A single injection of a protein that keeps diabetics' blood sugar under control for several days could become available in the next few years. Researchers believe the discovery could signal a new generation of treatment for type-two diabetes, a disease that is skyrocketing around the world.
Scientists have known about the protein, called FGF1, for several decades. But researchers discovered the potential of the molecule, which is part of a family of so-called growth factors, when they injected it into mice that were engineered to have Type 2 - or adult-onset - diabetes.

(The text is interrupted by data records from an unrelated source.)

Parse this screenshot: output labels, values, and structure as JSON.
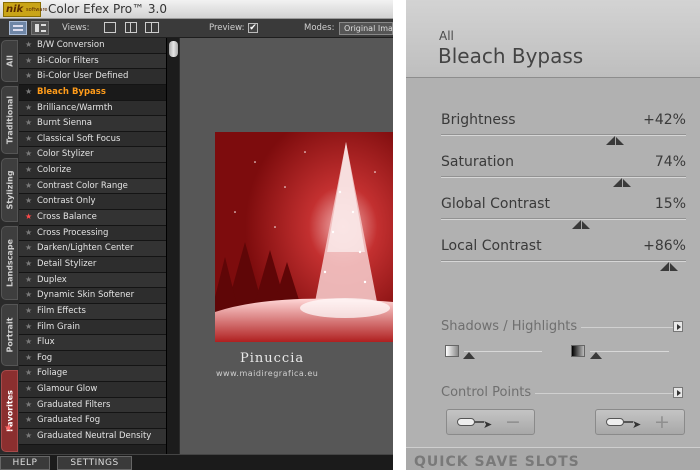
{
  "window": {
    "logo_text": "nik",
    "logo_sub": "software",
    "title": "Color Efex Pro™ 3.0"
  },
  "toolbar": {
    "views_label": "Views:",
    "preview_label": "Preview:",
    "preview_checked": "✔",
    "modes_label": "Modes:",
    "modes_value": "Original Imag"
  },
  "tabs": [
    "All",
    "Traditional",
    "Stylizing",
    "Landscape",
    "Portrait",
    "Favorites"
  ],
  "filters": {
    "selected": "Bleach Bypass",
    "items": [
      "B/W Conversion",
      "Bi-Color Filters",
      "Bi-Color User Defined",
      "Bleach Bypass",
      "Brilliance/Warmth",
      "Burnt Sienna",
      "Classical Soft Focus",
      "Color Stylizer",
      "Colorize",
      "Contrast Color Range",
      "Contrast Only",
      "Cross Balance",
      "Cross Processing",
      "Darken/Lighten Center",
      "Detail Stylizer",
      "Duplex",
      "Dynamic Skin Softener",
      "Film Effects",
      "Film Grain",
      "Flux",
      "Fog",
      "Foliage",
      "Glamour Glow",
      "Graduated Filters",
      "Graduated Fog",
      "Graduated Neutral Density"
    ],
    "favorites": [
      "Cross Balance"
    ]
  },
  "preview": {
    "signature": "Pinuccia",
    "website": "www.maidiregrafica.eu"
  },
  "bottom": {
    "help_label": "HELP",
    "settings_label": "SETTINGS"
  },
  "panel": {
    "category": "All",
    "title": "Bleach Bypass",
    "sliders": [
      {
        "name": "Brightness",
        "value_text": "+42%",
        "level": 0.71
      },
      {
        "name": "Saturation",
        "value_text": "74%",
        "level": 0.74
      },
      {
        "name": "Global Contrast",
        "value_text": "15%",
        "level": 0.57
      },
      {
        "name": "Local Contrast",
        "value_text": "+86%",
        "level": 0.93
      }
    ],
    "shadows_highlights_label": "Shadows / Highlights",
    "control_points_label": "Control Points",
    "cp_remove_sign": "−",
    "cp_add_sign": "+",
    "quick_save_label": "QUICK SAVE SLOTS"
  },
  "colors": {
    "selected_filter": "#ff9c1a",
    "favorite_star": "#ff4a4a",
    "favorites_tab": "#8b2f2f"
  }
}
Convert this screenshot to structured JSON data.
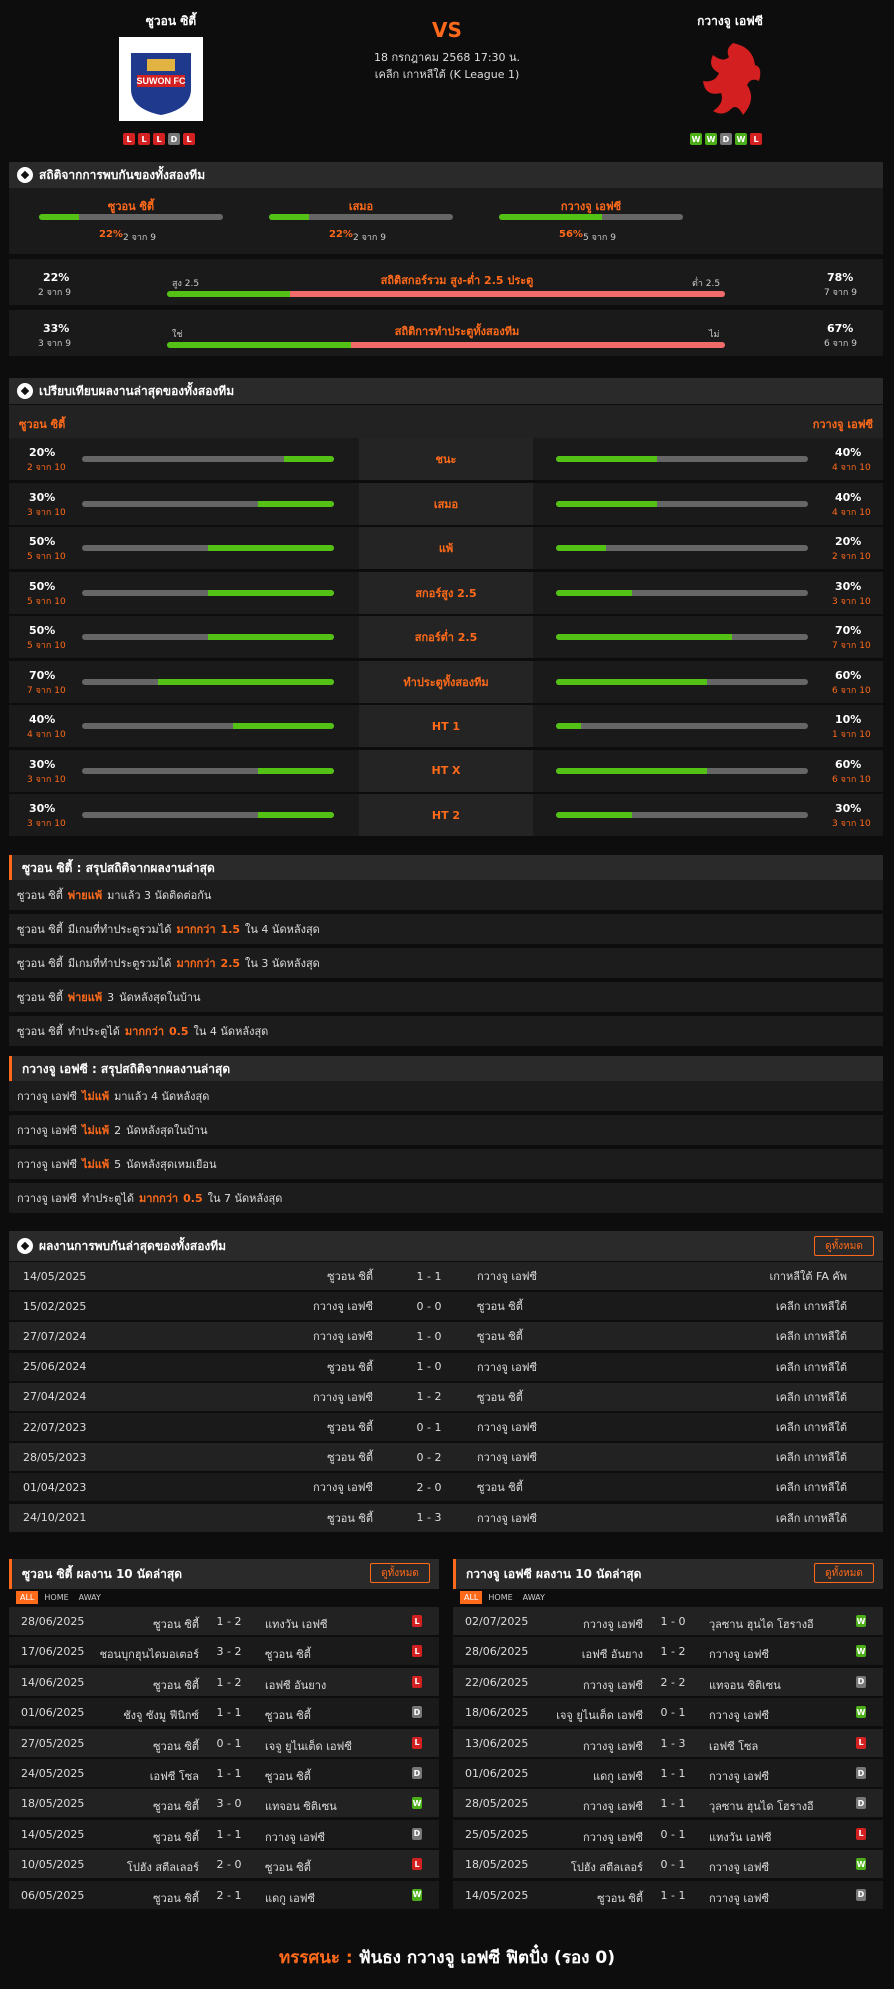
{
  "header": {
    "home": {
      "name": "ซูวอน ซิตี้",
      "form": [
        "L",
        "L",
        "L",
        "D",
        "L"
      ],
      "logo_text": "SUWON FC"
    },
    "away": {
      "name": "กวางจู เอฟซี",
      "form": [
        "W",
        "W",
        "D",
        "W",
        "L"
      ]
    },
    "vs": "VS",
    "datetime": "18 กรกฎาคม 2568 17:30 น.",
    "league": "เคลีก เกาหลีใต้ (K League 1)"
  },
  "h2h_stats": {
    "title": "สถิติจากการพบกันของทั้งสองทีม",
    "cols": [
      {
        "label": "ซูวอน ซิตี้",
        "pct": "22%",
        "count": "2 จาก 9",
        "value": 0.22
      },
      {
        "label": "เสมอ",
        "pct": "22%",
        "count": "2 จาก 9",
        "value": 0.22
      },
      {
        "label": "กวางจู เอฟซี",
        "pct": "56%",
        "count": "5 จาก 9",
        "value": 0.56
      }
    ],
    "ou": {
      "title": "สถิติสกอร์รวม สูง-ต่ำ 2.5 ประตู",
      "left_pct": "22%",
      "left_count": "2 จาก 9",
      "left_label": "สูง 2.5",
      "right_pct": "78%",
      "right_count": "7 จาก 9",
      "right_label": "ต่ำ 2.5",
      "value": 0.22
    },
    "btts": {
      "title": "สถิติการทำประตูทั้งสองทีม",
      "left_pct": "33%",
      "left_count": "3 จาก 9",
      "left_label": "ใช่",
      "right_pct": "67%",
      "right_count": "6 จาก 9",
      "right_label": "ไม่",
      "value": 0.33
    }
  },
  "form_compare": {
    "title": "เปรียบเทียบผลงานล่าสุดของทั้งสองทีม",
    "home": "ซูวอน ซิตี้",
    "away": "กวางจู เอฟซี",
    "rows": [
      {
        "label": "ชนะ",
        "hp": "20%",
        "hc": "2 จาก 10",
        "hv": 0.2,
        "ap": "40%",
        "ac": "4 จาก 10",
        "av": 0.4
      },
      {
        "label": "เสมอ",
        "hp": "30%",
        "hc": "3 จาก 10",
        "hv": 0.3,
        "ap": "40%",
        "ac": "4 จาก 10",
        "av": 0.4
      },
      {
        "label": "แพ้",
        "hp": "50%",
        "hc": "5 จาก 10",
        "hv": 0.5,
        "ap": "20%",
        "ac": "2 จาก 10",
        "av": 0.2
      },
      {
        "label": "สกอร์สูง 2.5",
        "hp": "50%",
        "hc": "5 จาก 10",
        "hv": 0.5,
        "ap": "30%",
        "ac": "3 จาก 10",
        "av": 0.3
      },
      {
        "label": "สกอร์ต่ำ 2.5",
        "hp": "50%",
        "hc": "5 จาก 10",
        "hv": 0.5,
        "ap": "70%",
        "ac": "7 จาก 10",
        "av": 0.7
      },
      {
        "label": "ทำประตูทั้งสองทีม",
        "hp": "70%",
        "hc": "7 จาก 10",
        "hv": 0.7,
        "ap": "60%",
        "ac": "6 จาก 10",
        "av": 0.6
      },
      {
        "label": "HT 1",
        "hp": "40%",
        "hc": "4 จาก 10",
        "hv": 0.4,
        "ap": "10%",
        "ac": "1 จาก 10",
        "av": 0.1
      },
      {
        "label": "HT X",
        "hp": "30%",
        "hc": "3 จาก 10",
        "hv": 0.3,
        "ap": "60%",
        "ac": "6 จาก 10",
        "av": 0.6
      },
      {
        "label": "HT 2",
        "hp": "30%",
        "hc": "3 จาก 10",
        "hv": 0.3,
        "ap": "30%",
        "ac": "3 จาก 10",
        "av": 0.3
      }
    ]
  },
  "home_summary": {
    "title": "ซูวอน ซิตี้ : สรุปสถิติจากผลงานล่าสุด",
    "rows": [
      [
        {
          "t": "ซูวอน ซิตี้"
        },
        {
          "t": "พ่ายแพ้",
          "o": 1
        },
        {
          "t": "มาแล้ว 3 นัดติดต่อกัน"
        }
      ],
      [
        {
          "t": "ซูวอน ซิตี้"
        },
        {
          "t": "มีเกมที่ทำประตูรวมได้"
        },
        {
          "t": "มากกว่า",
          "o": 1
        },
        {
          "t": "1.5",
          "o": 1
        },
        {
          "t": "ใน 4 นัดหลังสุด"
        }
      ],
      [
        {
          "t": "ซูวอน ซิตี้"
        },
        {
          "t": "มีเกมที่ทำประตูรวมได้"
        },
        {
          "t": "มากกว่า",
          "o": 1
        },
        {
          "t": "2.5",
          "o": 1
        },
        {
          "t": "ใน 3 นัดหลังสุด"
        }
      ],
      [
        {
          "t": "ซูวอน ซิตี้"
        },
        {
          "t": "พ่ายแพ้",
          "o": 1
        },
        {
          "t": "3"
        },
        {
          "t": "นัดหลังสุดในบ้าน"
        }
      ],
      [
        {
          "t": "ซูวอน ซิตี้"
        },
        {
          "t": "ทำประตูได้"
        },
        {
          "t": "มากกว่า",
          "o": 1
        },
        {
          "t": "0.5",
          "o": 1
        },
        {
          "t": "ใน 4 นัดหลังสุด"
        }
      ]
    ]
  },
  "away_summary": {
    "title": "กวางจู เอฟซี : สรุปสถิติจากผลงานล่าสุด",
    "rows": [
      [
        {
          "t": "กวางจู เอฟซี"
        },
        {
          "t": "ไม่แพ้",
          "o": 1
        },
        {
          "t": "มาแล้ว 4 นัดหลังสุด"
        }
      ],
      [
        {
          "t": "กวางจู เอฟซี"
        },
        {
          "t": "ไม่แพ้",
          "o": 1
        },
        {
          "t": "2"
        },
        {
          "t": "นัดหลังสุดในบ้าน"
        }
      ],
      [
        {
          "t": "กวางจู เอฟซี"
        },
        {
          "t": "ไม่แพ้",
          "o": 1
        },
        {
          "t": "5"
        },
        {
          "t": "นัดหลังสุดเหมเยือน"
        }
      ],
      [
        {
          "t": "กวางจู เอฟซี"
        },
        {
          "t": "ทำประตูได้"
        },
        {
          "t": "มากกว่า",
          "o": 1
        },
        {
          "t": "0.5",
          "o": 1
        },
        {
          "t": "ใน 7 นัดหลังสุด"
        }
      ]
    ]
  },
  "h2h_matches": {
    "title": "ผลงานการพบกันล่าสุดของทั้งสองทีม",
    "all_label": "ดูทั้งหมด",
    "rows": [
      [
        "14/05/2025",
        "ซูวอน ซิตี้",
        "1 - 1",
        "กวางจู เอฟซี",
        "เกาหลีใต้ FA คัพ"
      ],
      [
        "15/02/2025",
        "กวางจู เอฟซี",
        "0 - 0",
        "ซูวอน ซิตี้",
        "เคลีก เกาหลีใต้"
      ],
      [
        "27/07/2024",
        "กวางจู เอฟซี",
        "1 - 0",
        "ซูวอน ซิตี้",
        "เคลีก เกาหลีใต้"
      ],
      [
        "25/06/2024",
        "ซูวอน ซิตี้",
        "1 - 0",
        "กวางจู เอฟซี",
        "เคลีก เกาหลีใต้"
      ],
      [
        "27/04/2024",
        "กวางจู เอฟซี",
        "1 - 2",
        "ซูวอน ซิตี้",
        "เคลีก เกาหลีใต้"
      ],
      [
        "22/07/2023",
        "ซูวอน ซิตี้",
        "0 - 1",
        "กวางจู เอฟซี",
        "เคลีก เกาหลีใต้"
      ],
      [
        "28/05/2023",
        "ซูวอน ซิตี้",
        "0 - 2",
        "กวางจู เอฟซี",
        "เคลีก เกาหลีใต้"
      ],
      [
        "01/04/2023",
        "กวางจู เอฟซี",
        "2 - 0",
        "ซูวอน ซิตี้",
        "เคลีก เกาหลีใต้"
      ],
      [
        "24/10/2021",
        "ซูวอน ซิตี้",
        "1 - 3",
        "กวางจู เอฟซี",
        "เคลีก เกาหลีใต้"
      ]
    ]
  },
  "home_last10": {
    "title": "ซูวอน ซิตี้ ผลงาน 10 นัดล่าสุด",
    "all_label": "ดูทั้งหมด",
    "tabs": [
      "ALL",
      "HOME",
      "AWAY"
    ],
    "rows": [
      [
        "28/06/2025",
        "ซูวอน ซิตี้",
        "1 - 2",
        "แทงวัน เอฟซี",
        "L"
      ],
      [
        "17/06/2025",
        "ชอนบุกฮุนไดมอเตอร์",
        "3 - 2",
        "ซูวอน ซิตี้",
        "L"
      ],
      [
        "14/06/2025",
        "ซูวอน ซิตี้",
        "1 - 2",
        "เอฟซี อันยาง",
        "L"
      ],
      [
        "01/06/2025",
        "ชังจู ซังมู ฟีนิกซ์",
        "1 - 1",
        "ซูวอน ซิตี้",
        "D"
      ],
      [
        "27/05/2025",
        "ซูวอน ซิตี้",
        "0 - 1",
        "เจจู ยูไนเต็ด เอฟซี",
        "L"
      ],
      [
        "24/05/2025",
        "เอฟซี โซล",
        "1 - 1",
        "ซูวอน ซิตี้",
        "D"
      ],
      [
        "18/05/2025",
        "ซูวอน ซิตี้",
        "3 - 0",
        "แทจอน ซิติเซน",
        "W"
      ],
      [
        "14/05/2025",
        "ซูวอน ซิตี้",
        "1 - 1",
        "กวางจู เอฟซี",
        "D"
      ],
      [
        "10/05/2025",
        "โปฮัง สตีลเลอร์",
        "2 - 0",
        "ซูวอน ซิตี้",
        "L"
      ],
      [
        "06/05/2025",
        "ซูวอน ซิตี้",
        "2 - 1",
        "แดกู เอฟซี",
        "W"
      ]
    ]
  },
  "away_last10": {
    "title": "กวางจู เอฟซี ผลงาน 10 นัดล่าสุด",
    "all_label": "ดูทั้งหมด",
    "tabs": [
      "ALL",
      "HOME",
      "AWAY"
    ],
    "rows": [
      [
        "02/07/2025",
        "กวางจู เอฟซี",
        "1 - 0",
        "วุลซาน ฮุนได โฮรางอี",
        "W"
      ],
      [
        "28/06/2025",
        "เอฟซี อันยาง",
        "1 - 2",
        "กวางจู เอฟซี",
        "W"
      ],
      [
        "22/06/2025",
        "กวางจู เอฟซี",
        "2 - 2",
        "แทจอน ซิติเซน",
        "D"
      ],
      [
        "18/06/2025",
        "เจจู ยูไนเต็ด เอฟซี",
        "0 - 1",
        "กวางจู เอฟซี",
        "W"
      ],
      [
        "13/06/2025",
        "กวางจู เอฟซี",
        "1 - 3",
        "เอฟซี โซล",
        "L"
      ],
      [
        "01/06/2025",
        "แดกู เอฟซี",
        "1 - 1",
        "กวางจู เอฟซี",
        "D"
      ],
      [
        "28/05/2025",
        "กวางจู เอฟซี",
        "1 - 1",
        "วุลซาน ฮุนได โฮรางอี",
        "D"
      ],
      [
        "25/05/2025",
        "กวางจู เอฟซี",
        "0 - 1",
        "แทงวัน เอฟซี",
        "L"
      ],
      [
        "18/05/2025",
        "โปฮัง สตีลเลอร์",
        "0 - 1",
        "กวางจู เอฟซี",
        "W"
      ],
      [
        "14/05/2025",
        "ซูวอน ซิตี้",
        "1 - 1",
        "กวางจู เอฟซี",
        "D"
      ]
    ]
  },
  "prediction": {
    "label": "ทรรศนะ :",
    "text": "ฟันธง กวางจู เอฟซี ฟิตปั๋ง (รอง 0)"
  }
}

The blood sugar levels of the experimental animals were restored to a healthy range for more than two days after a single injection.
Lowering blood sugar
In the adult-onset form of the disease, the body’s cells do not absorb sugar or glucose derived from food. FGF1 appears to resensitize the body to insulin, which transports glucose into the cells, normalizing blood sugar levels.
But Ron Evans, an expert on endocrine-related diseases, stresses that FGF1 is not a cure for diabetes. “So, as a result, the combination of FGF1 and the body’s insulin rebalances the equation and allows glucose to be controlled as if it was normal.”
Current treatments for type-two diabetes are aimed at boosting the body’s production of insulin in order to lower glucose levels in the blood. But they can have serious side effects.
If and when regulators approve FGF1 for the treatment of diabetes, it would have to be injected like insulin every other day. Evans and his colleagues at the Salk Institute for Biological Studies are looking into formulating a longer-acting form of the protein.
Worldwide, adult onset diabetes has reached epidemic proportions as carbohydrate-rich foods, particularly fast foods, have become readily available. Excess weight and inactivity usually trigger the disease.
Evans is excited about the prospect of a new treatment for diabetes.
“It is exciting because it is a new role for an old molecule. And it just shows you that there is a lot to be learned and it is a lesson, because after 30 years to find what may be the true function of this molecule came as a surprise. No one was looking for this,” he said.
Salk researchers report their findings in the journal Nature. Evans thinks clinical trials of FGF1, which he said are safe, likely will begin in 12 to 18 months.